Uno de los hombres de negocios más importantes de la Historia de España, juega un papel determinante en el alzamiento al encargarse de financiar el avión que transportaría a Franco de Canarias a la Península

"Mi general, no se meta en mis asuntos". Quizá sólo ha existido una persona que pudiera permitirse replicar de esta manera al victorioso Francisco Franco Bahamonde, sin temor a verse obligado a sufrir las consecuencias. Se llamaba Juan March i Ordinas, natural de Santa Margarita (Mallorca) y, según sus biógrafos, se había ganado el derecho a contestar al dictador de esta guisa a base de explotar su mayor habilidad: amasar dinero y utilizarlo en función de sus propios intereses.
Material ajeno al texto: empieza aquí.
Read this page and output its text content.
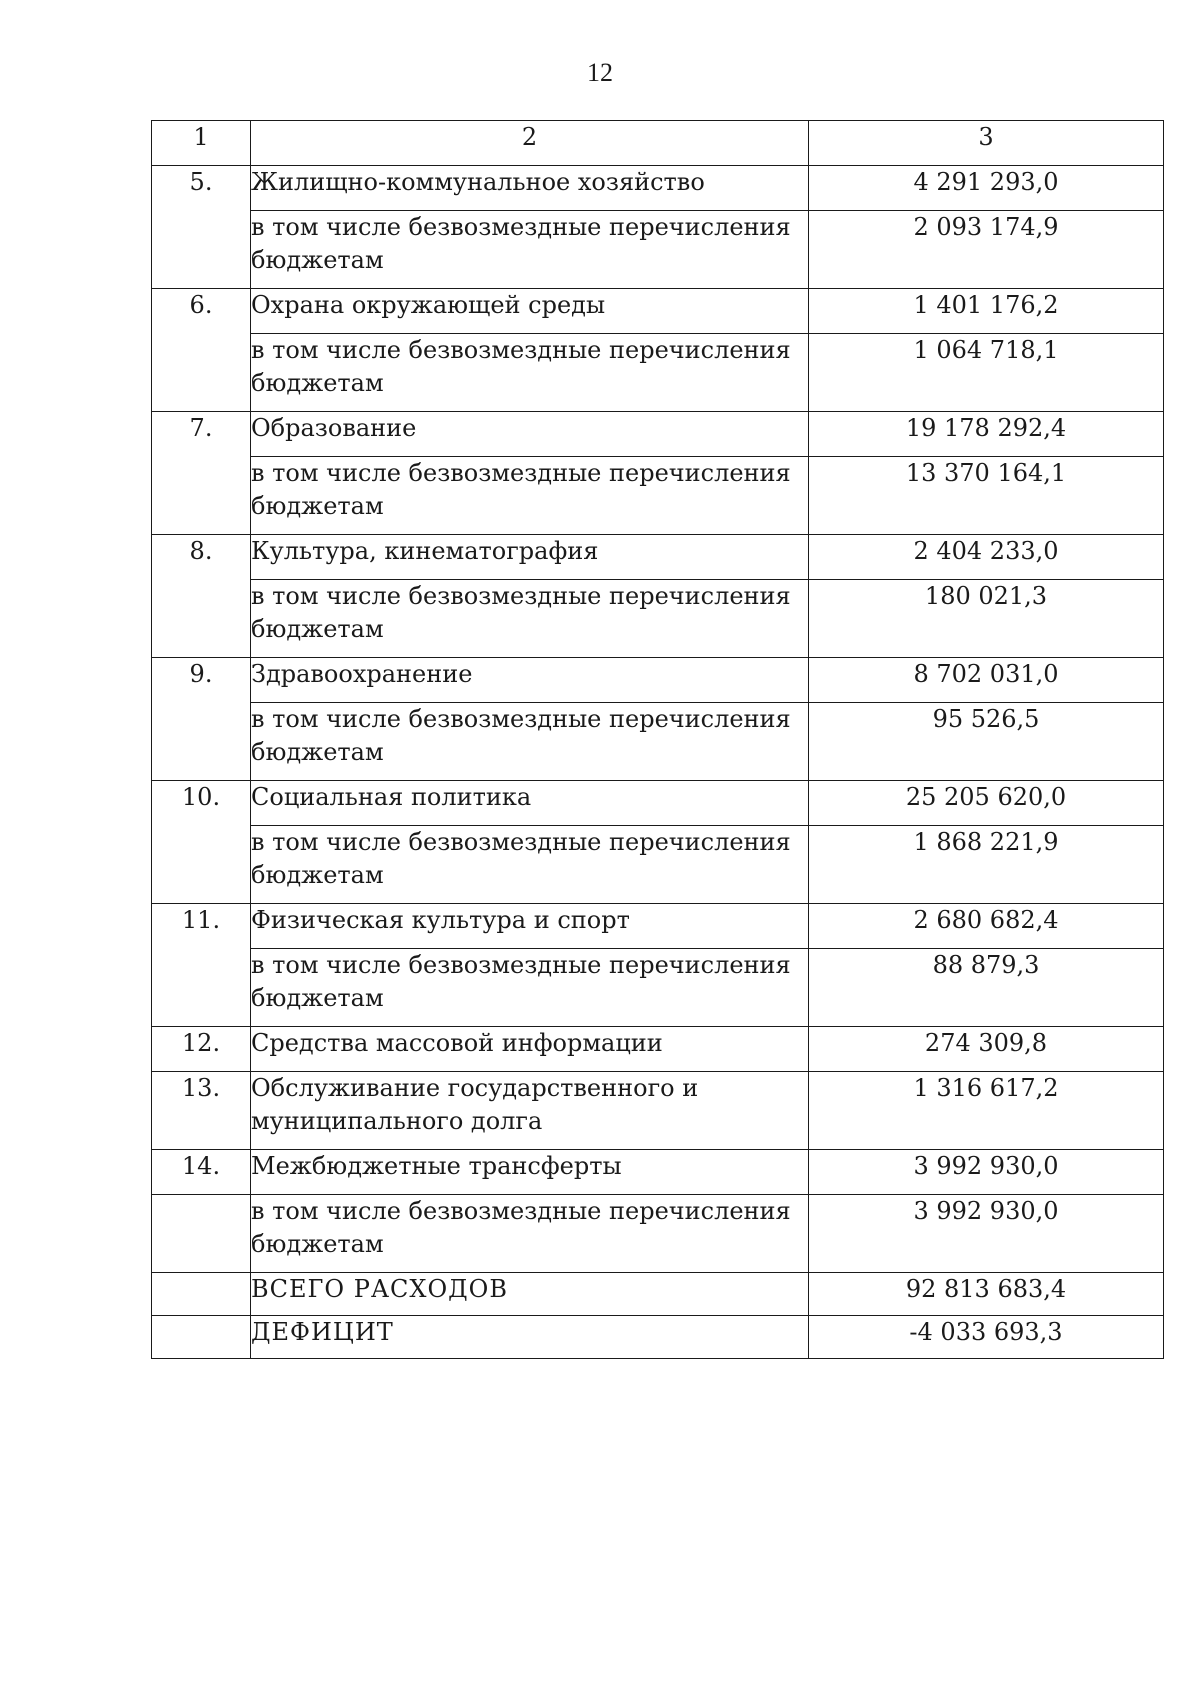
12
1	2	3
5.	Жилищно-коммунальное хозяйство	4 291 293,0
	в том числе безвозмездные перечисления бюджетам	2 093 174,9
6.	Охрана окружающей среды	1 401 176,2
	в том числе безвозмездные перечисления бюджетам	1 064 718,1
7.	Образование	19 178 292,4
	в том числе безвозмездные перечисления бюджетам	13 370 164,1
8.	Культура, кинематография	2 404 233,0
	в том числе безвозмездные перечисления бюджетам	180 021,3
9.	Здравоохранение	8 702 031,0
	в том числе безвозмездные перечисления бюджетам	95 526,5
10.	Социальная политика	25 205 620,0
	в том числе безвозмездные перечисления бюджетам	1 868 221,9
11.	Физическая культура и спорт	2 680 682,4
	в том числе безвозмездные перечисления бюджетам	88 879,3
12.	Средства массовой информации	274 309,8
13.	Обслуживание государственного и муниципального долга	1 316 617,2
14.	Межбюджетные трансферты	3 992 930,0
	в том числе безвозмездные перечисления бюджетам	3 992 930,0
	ВСЕГО РАСХОДОВ	92 813 683,4
	ДЕФИЦИТ	-4 033 693,3
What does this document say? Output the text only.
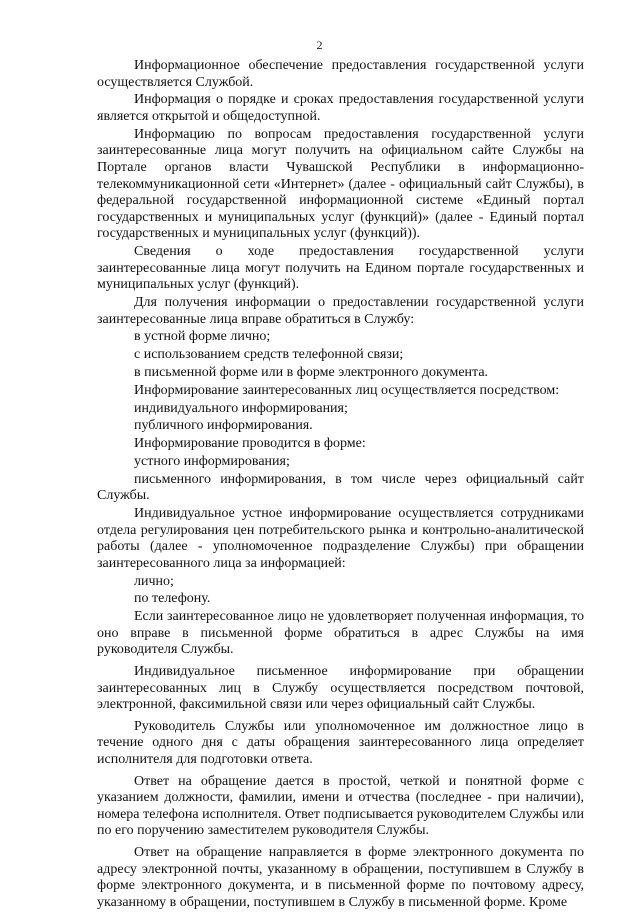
2

Информационное обеспечение предоставления государственной услуги осуществляется Службой.

Информация о порядке и сроках предоставления государственной услуги является открытой и общедоступной.

Информацию по вопросам предоставления государственной услуги заинтересованные лица могут получить на официальном сайте Службы на Портале органов власти Чувашской Республики в информационно-телекоммуникационной сети «Интернет» (далее - официальный сайт Службы), в федеральной государственной информационной системе «Единый портал государственных и муниципальных услуг (функций)» (далее - Единый портал государственных и муниципальных услуг (функций)).

Сведения о ходе предоставления государственной услуги заинтересованные лица могут получить на Едином портале государственных и муниципальных услуг (функций).

Для получения информации о предоставлении государственной услуги заинтересованные лица вправе обратиться в Службу:

в устной форме лично;

с использованием средств телефонной связи;

в письменной форме или в форме электронного документа.

Информирование заинтересованных лиц осуществляется посредством:

индивидуального информирования;

публичного информирования.

Информирование проводится в форме:

устного информирования;

письменного информирования, в том числе через официальный сайт Службы.

Индивидуальное устное информирование осуществляется сотрудниками отдела регулирования цен потребительского рынка и контрольно-аналитической работы (далее - уполномоченное подразделение Службы) при обращении заинтересованного лица за информацией:

лично;

по телефону.

Если заинтересованное лицо не удовлетворяет полученная информация, то оно вправе в письменной форме обратиться в адрес Службы на имя руководителя Службы.

Индивидуальное письменное информирование при обращении заинтересованных лиц в Службу осуществляется посредством почтовой, электронной, факсимильной связи или через официальный сайт Службы.

Руководитель Службы или уполномоченное им должностное лицо в течение одного дня с даты обращения заинтересованного лица определяет исполнителя для подготовки ответа.

Ответ на обращение дается в простой, четкой и понятной форме с указанием должности, фамилии, имени и отчества (последнее - при наличии), номера телефона исполнителя. Ответ подписывается руководителем Службы или по его поручению заместителем руководителя Службы.

Ответ на обращение направляется в форме электронного документа по адресу электронной почты, указанному в обращении, поступившем в Службу в форме электронного документа, и в письменной форме по почтовому адресу, указанному в обращении, поступившем в Службу в письменной форме. Кроме
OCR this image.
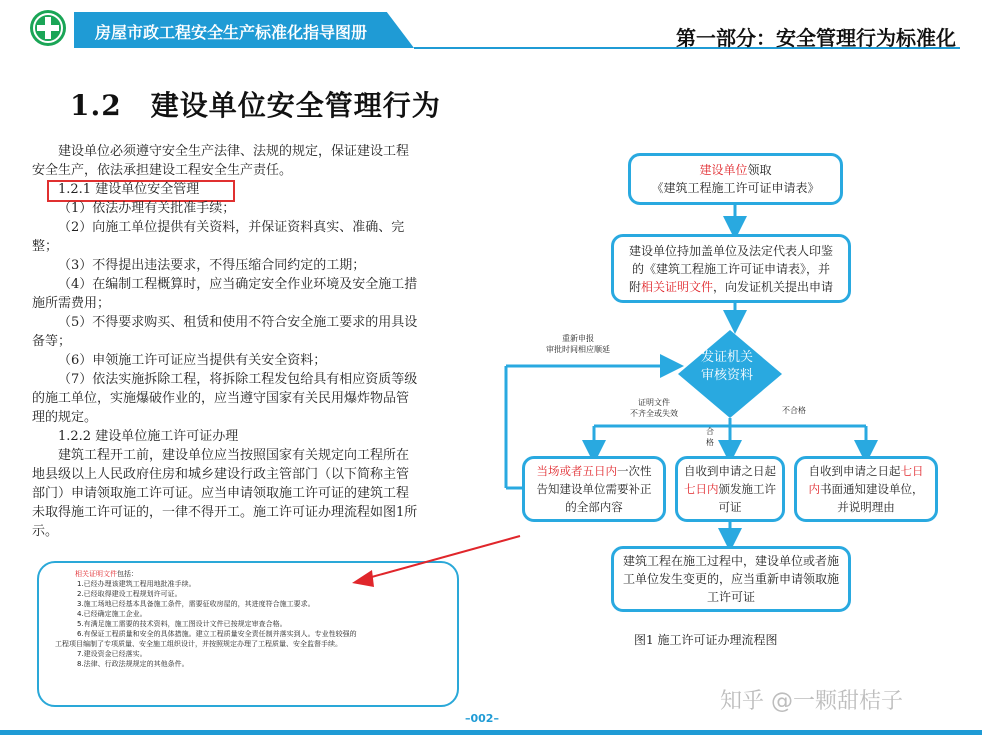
房屋市政工程安全生产标准化指导图册	第一部分：安全管理行为标准化
1.2　建设单位安全管理行为
建设单位必须遵守安全生产法律、法规的规定，保证建设工程
安全生产，依法承担建设工程安全生产责任。
1.2.1 建设单位安全管理
（1）依法办理有关批准手续；
（2）向施工单位提供有关资料，并保证资料真实、准确、完
整；
（3）不得提出违法要求，不得压缩合同约定的工期；
（4）在编制工程概算时，应当确定安全作业环境及安全施工措
施所需费用；
（5）不得要求购买、租赁和使用不符合安全施工要求的用具设
备等；
（6）申领施工许可证应当提供有关安全资料；
（7）依法实施拆除工程，将拆除工程发包给具有相应资质等级
的施工单位，实施爆破作业的，应当遵守国家有关民用爆炸物品管
理的规定。
1.2.2 建设单位施工许可证办理
建筑工程开工前，建设单位应当按照国家有关规定向工程所在
地县级以上人民政府住房和城乡建设行政主管部门（以下简称主管
部门）申请领取施工许可证。应当申请领取施工许可证的建筑工程
未取得施工许可证的，一律不得开工。施工许可证办理流程如图1所
示。
相关证明文件包括：
1.已经办理该建筑工程用地批准手续。
2.已经取得建设工程规划许可证。
3.施工场地已经基本具备施工条件，需要征收房屋的，其进度符合施工要求。
4.已经确定施工企业。
5.有满足施工需要的技术资料，施工图设计文件已按规定审查合格。
6.有保证工程质量和安全的具体措施。建立工程质量安全责任制并落实到人。专业性较强的
工程项目编制了专项质量、安全施工组织设计，并按照规定办理了工程质量、安全监督手续。
7.建设资金已经落实。
8.法律、行政法规规定的其他条件。
建设单位领取
《建筑工程施工许可证申请表》
建设单位持加盖单位及法定代表人印鉴
的《建筑工程施工许可证申请表》，并
附相关证明文件，向发证机关提出申请
发证机关
审核资料
重新申报
审批时间相应顺延
证明文件
不齐全或失效
合
格
不合格
当场或者五日内一次性告知建设单位需要补正的全部内容
自收到申请之日起七日内颁发施工许可证
自收到申请之日起七日内书面通知建设单位，并说明理由
建筑工程在施工过程中，建设单位或者施工单位发生变更的，应当重新申请领取施工许可证
图1 施工许可证办理流程图
知乎 @一颗甜桔子
–002–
Como cuenta el periodista Ramón Garriga, March aprende desde muy joven el poder del dinero. Hijo de una familia humilde, queda huérfano de madre a los siete años. Desde la empresa familiar de exportación, March Hermanos, el joven Juan descubre pronto los potenciales lucrativos del contrabando de cigarrillos. En 1909 comienza a exportar tabaco a Marruecos; más tarde se dedicará a la adquisición de terrenos en Mallorca, Levante y La Mancha, que después venderá a los campesinos en parcelas. El tráfico de tabaco a gran escala se convertirá en los cimientos de una enorme y compleja trama empresarial controlada personalmente por él.


Al estallar la I Guerra Mundial, Juan March encuentra en el conflicto bélico una nueva y fabulosa fuente de ingresos. Mientras abastece de víveres y combustible a los submarinos alemanes, informa al bando aliado sobre las rutas y actividades que sigue el ejército germano. Dueño de la Compañía Transmediterránea, que había creado siete años antes, en 1923 March obtiene un acta de diputado, que mantendrá hasta la llegada de la dictadura de Primo de Rivera ese mismo año. El general emprende un proceso para encarcelarlo por sus actividades durante la Guerra de Marruecos. En este momento, ya son conocidas las idas y venidas de armamento en sus propias barcas de contrabando de tabaco, armas que luego vendía a los seguidores de Abd el Krim. Sin embargo, el proceso nunca prospera y, tras una entrevista con el dictador, March consigue ganarse su favor. Así, un año más tarde, el Real Decreto Protección de la Industria Nacional le otorga el monopolio del tabaco en Ceuta y Melilla; en el mismo decreto también se designa a la compañía beneficiaría del monopolio de teléfonos, una entidad en la que March se integra como socio capitalista. En 1927, Campsa obtiene el monopolio del petróleo, y Juan March se apresura a participar en ella a través de la empresa de distribución Porto Pi.

Con la llegada de la República en 1931, March resulta elegido diputado. Pero el nuevo orden político se ocupará de retirarle el monopolio, provocando la ira del empresario, que a partir de entonces se declara abiertamente enemigo del régimen. El ministro de Hacienda en el primer Gobierno de Azaña, Jaime Carner, que en sus tiempos de empresario había llegado a conocer bien al magnate, advierte: "O la República destruye a Juan March, o Juan March destruirá a la República".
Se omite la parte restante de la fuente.